What was most important a year or two ago may not be the driving force today.  Press the reset button and, together with your leadership team, clarify priorities and commit to keeping them in focus.

- What leadership skill should I get better at? 
The fact is, your personal effectiveness affects the success of your firm.  Pick the leadership skill that most needs your attention—listening, coaching, problem-solving — and commit to improvement.  Small changes really can make a big difference.  Just ask your partners on the receiving end.


• Strategize on an ongoing basis  (as I ranted about in my last post)
Strategic planning isn’t an event—it’s a discipline.  In less volatile times, developing a strategic plan every three years was the norm.  Today, planning once a year in not sufficient.  You now have to learn how to evaluate, test and revise your plans and strategies several times a year to maintain your competitive vitality.

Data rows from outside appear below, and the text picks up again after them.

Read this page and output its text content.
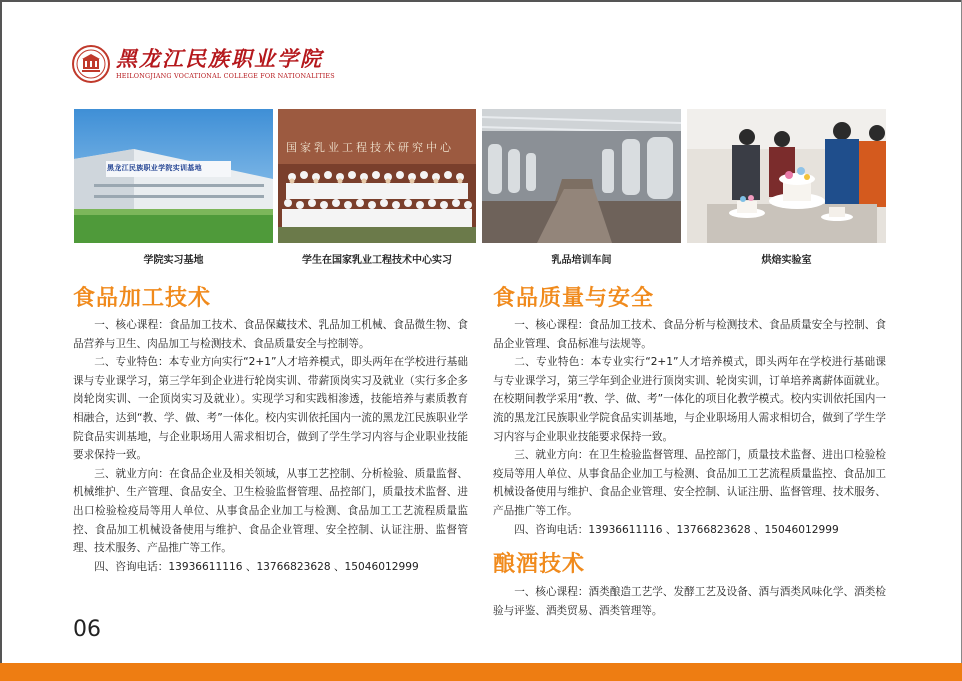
黑龙江民族职业学院
HEILONGJIANG VOCATIONAL COLLEGE FOR NATIONALITIES
黑龙江民族职业学院实训基地
国家乳业工程技术研究中心
学院实习基地	学生在国家乳业工程技术中心实习	乳品培训车间	烘焙实验室
食品加工技术

一、核心课程：食品加工技术、食品保藏技术、乳品加工机械、食品微生物、食品营养与卫生、肉品加工与检测技术、食品质量安全与控制等。

二、专业特色：本专业方向实行“2+1”人才培养模式，即头两年在学校进行基础课与专业课学习，第三学年到企业进行轮岗实训、带薪顶岗实习及就业（实行多企多岗轮岗实训、一企顶岗实习及就业）。实现学习和实践相渗透，技能培养与素质教育相融合，达到“教、学、做、考”一体化。校内实训依托国内一流的黑龙江民族职业学院食品实训基地，与企业职场用人需求相切合，做到了学生学习内容与企业职业技能要求保持一致。

三、就业方向：在食品企业及相关领域，从事工艺控制、分析检验、质量监督、机械维护、生产管理、食品安全、卫生检验监督管理、品控部门，质量技术监督、进出口检验检疫局等用人单位、从事食品企业加工与检测、食品加工工艺流程质量监控、食品加工机械设备使用与维护、食品企业管理、安全控制、认证注册、监督管理、技术服务、产品推广等工作。

四、咨询电话：13936611116 、13766823628 、15046012999

食品质量与安全

一、核心课程：食品加工技术、食品分析与检测技术、食品质量安全与控制、食品企业管理、食品标准与法规等。

二、专业特色：本专业实行“2+1”人才培养模式，即头两年在学校进行基础课与专业课学习，第三学年到企业进行顶岗实训、轮岗实训，订单培养离薪体面就业。在校期间教学采用“教、学、做、考”一体化的项目化教学模式。校内实训依托国内一流的黑龙江民族职业学院食品实训基地，与企业职场用人需求相切合，做到了学生学习内容与企业职业技能要求保持一致。

三、就业方向：在卫生检验监督管理、品控部门，质量技术监督、进出口检验检疫局等用人单位、从事食品企业加工与检测、食品加工工艺流程质量监控、食品加工机械设备使用与维护、食品企业管理、安全控制、认证注册、监督管理、技术服务、产品推广等工作。

四、咨询电话：13936611116 、13766823628 、15046012999

酿酒技术

一、核心课程：酒类酿造工艺学、发酵工艺及设备、酒与酒类风味化学、酒类检验与评鉴、酒类贸易、酒类管理等。

06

The next few years are going to be an economic roller-coaster ride.  That means that firm leaders are going to be challenged repeatedly not just to make fact-based decisions, but also to make some sense out of all of the conflicting and hard-to-detect signals that come through the fog and the noise.  You need to get comfortable with handling gobs and gobs of ambiguity.

• Ramp up the energy level
Every successful firm, every team, and every new initiative runs on one thing: energy.  And it is your job to be the energy source that others feed from.  Leadership, in the end, is all about having energy, creating energy, showing energy, and spreading energy.  As the firm leader you should be seen to emote, erupt, flame, and have boundless enthusiasm.  The cold logic of it is unassailable: If you do not love what you're doing as a leader, then why in the world are you doing what you're doing? And why in the world would you expect anybody to follow you?